Thursday, January 6, 2022

College of Education Associate Professor Emeritus Linda Fielding died June 18, 2021, from complications related to Alzheimer’s disease.

Fielding retired in 2016 after serving more than 25 years in a variety of positions in the college, influencing countless students. This includes serving as associate chair of the Division of Curriculum and Instruction, associate dean of Teacher Education and Student Services, and as an associate professor of Elementary Education and Language, Literacy, and Culture (LLC).

Fielding’s research interests included classroom techniques for improving literacy learners, and literacy instruction for students and teachers. Through her scholarship and leadership, she was instrumental in the success of the LLC program.

Associate Professor emeritus Renita “Nita” Schmidt, who pursued her doctorate in the LLC program in her mid 40s, says that Fielding was first a mentor, and then a colleague and friend.

That first semester, I spent hours and hours with Linda as we planned for class and discussed student work,” Schmidt recalls.  “I learned ‘ways of being’ a professor. She really did all the work that semester, but she always made me feel as if I was instrumental and a partner.”

Schmidt says that Fielding was a patient professor who provoked her students to think deeply and critically.

“I have never seen anyone with better wait time in classroom settings than Linda Fielding. She would pose a question in class and then smile and wait. Her smile was absolutely the best,” Schmidt says. “Allowing wait time produced rich and thick responses with diverse answers from differing viewpoints. She was an amazing teacher.”

Devin Redmond, Developmental Reading Program alumnus who is currently the teacher librarian at Coralville Central Elementary School, agrees with that sentiment.

As a strong intelligent woman and educator, Dr. Linda Fielding will always have a special place in my soul,” Redmond says. “I can still picture her handwriting on the papers I turned in; her comments were plentiful, helpful, and encouraging.”

Redmond says Fielding led a Reading Clinic, a hands-on, intense six-week course that taught her a great deal about students and reading.

“Dr. Fielding asked me to be her teaching assistant, an honor I couldn’t believe was bestowed upon me, and later, she even trusted me to teach my own class,” Redmond says. “As I think about her now, I realize that she was a master at Vygotsky’s Zone of Proximal Development. In layperson’s terms, this is when a teacher knows just the right push and amount of nudge a student needs to reach their next level of understanding. Linda didn’t know the right touch because of a test score or a data point. She knew because she thought about her students as humans, she observed them, listened to them, and kept universal big ideas of lifelong learning in the forefront.”
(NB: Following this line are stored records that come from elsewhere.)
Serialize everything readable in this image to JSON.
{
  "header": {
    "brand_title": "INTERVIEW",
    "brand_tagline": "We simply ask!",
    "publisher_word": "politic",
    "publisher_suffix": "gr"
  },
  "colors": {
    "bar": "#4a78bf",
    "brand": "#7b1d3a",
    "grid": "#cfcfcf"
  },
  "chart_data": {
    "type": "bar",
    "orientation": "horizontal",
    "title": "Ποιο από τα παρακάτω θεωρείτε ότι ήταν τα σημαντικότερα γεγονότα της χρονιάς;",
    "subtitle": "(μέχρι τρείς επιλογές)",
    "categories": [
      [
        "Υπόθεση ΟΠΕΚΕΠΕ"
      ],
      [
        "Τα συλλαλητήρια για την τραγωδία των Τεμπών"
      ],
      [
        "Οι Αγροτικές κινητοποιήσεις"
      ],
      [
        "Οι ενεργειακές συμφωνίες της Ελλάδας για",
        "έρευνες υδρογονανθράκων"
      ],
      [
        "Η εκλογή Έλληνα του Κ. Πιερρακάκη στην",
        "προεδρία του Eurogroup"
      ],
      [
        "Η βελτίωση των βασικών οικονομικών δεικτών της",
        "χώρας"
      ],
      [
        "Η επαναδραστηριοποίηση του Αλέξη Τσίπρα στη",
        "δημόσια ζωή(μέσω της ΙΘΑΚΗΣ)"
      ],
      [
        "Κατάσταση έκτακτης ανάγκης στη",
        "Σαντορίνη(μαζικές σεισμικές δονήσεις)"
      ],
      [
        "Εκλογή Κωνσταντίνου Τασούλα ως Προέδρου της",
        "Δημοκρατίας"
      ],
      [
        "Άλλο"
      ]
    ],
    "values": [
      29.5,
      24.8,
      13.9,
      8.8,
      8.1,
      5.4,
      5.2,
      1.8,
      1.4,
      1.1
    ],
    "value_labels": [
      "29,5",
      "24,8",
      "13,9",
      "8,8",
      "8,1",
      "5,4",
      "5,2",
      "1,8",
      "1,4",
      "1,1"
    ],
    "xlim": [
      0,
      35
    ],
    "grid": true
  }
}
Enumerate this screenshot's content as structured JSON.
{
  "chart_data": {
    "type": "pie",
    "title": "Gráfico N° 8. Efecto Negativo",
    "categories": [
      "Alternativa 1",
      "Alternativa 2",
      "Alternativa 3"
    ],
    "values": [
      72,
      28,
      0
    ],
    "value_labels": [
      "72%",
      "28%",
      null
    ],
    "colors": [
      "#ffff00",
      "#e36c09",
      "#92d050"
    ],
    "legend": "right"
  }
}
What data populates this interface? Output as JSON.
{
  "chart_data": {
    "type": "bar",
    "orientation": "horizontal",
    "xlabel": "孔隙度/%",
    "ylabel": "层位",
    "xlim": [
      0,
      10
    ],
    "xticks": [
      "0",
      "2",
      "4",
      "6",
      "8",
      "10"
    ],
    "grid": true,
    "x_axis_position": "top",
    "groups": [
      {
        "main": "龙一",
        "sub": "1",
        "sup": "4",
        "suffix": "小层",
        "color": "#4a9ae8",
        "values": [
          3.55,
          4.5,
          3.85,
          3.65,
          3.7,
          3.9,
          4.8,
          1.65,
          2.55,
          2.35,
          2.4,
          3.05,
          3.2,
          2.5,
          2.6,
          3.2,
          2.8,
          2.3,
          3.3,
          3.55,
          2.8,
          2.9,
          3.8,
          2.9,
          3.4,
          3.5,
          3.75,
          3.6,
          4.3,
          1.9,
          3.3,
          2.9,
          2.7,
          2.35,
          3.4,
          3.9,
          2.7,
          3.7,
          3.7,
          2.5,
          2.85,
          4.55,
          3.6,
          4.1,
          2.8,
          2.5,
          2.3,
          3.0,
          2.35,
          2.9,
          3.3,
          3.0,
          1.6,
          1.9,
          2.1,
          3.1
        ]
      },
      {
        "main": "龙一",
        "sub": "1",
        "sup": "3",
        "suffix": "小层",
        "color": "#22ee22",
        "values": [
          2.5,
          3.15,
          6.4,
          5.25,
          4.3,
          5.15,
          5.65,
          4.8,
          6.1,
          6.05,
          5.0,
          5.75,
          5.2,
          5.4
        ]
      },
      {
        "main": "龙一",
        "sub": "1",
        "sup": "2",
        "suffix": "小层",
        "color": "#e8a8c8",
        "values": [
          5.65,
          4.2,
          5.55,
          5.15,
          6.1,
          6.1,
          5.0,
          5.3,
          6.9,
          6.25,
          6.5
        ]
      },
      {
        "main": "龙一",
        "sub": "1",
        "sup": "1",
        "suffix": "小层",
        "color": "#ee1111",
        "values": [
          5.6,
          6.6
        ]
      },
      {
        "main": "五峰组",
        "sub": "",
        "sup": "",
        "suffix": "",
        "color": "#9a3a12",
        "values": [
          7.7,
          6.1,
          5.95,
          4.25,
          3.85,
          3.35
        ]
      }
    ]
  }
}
In addition to being an exceptional teacher, Fielding was also an accomplished scholar. She was a well-known reading researcher who did groundbreaking and seminal work on reading comprehension in the 1980s with Richard Anderson and P. David Pearson at the University of Illinois. Her citations are frequent in reading methods books for teachers and scholars around the world. 

“Linda was very humble about her academic research, “Schmidt says. “It was just what she did.”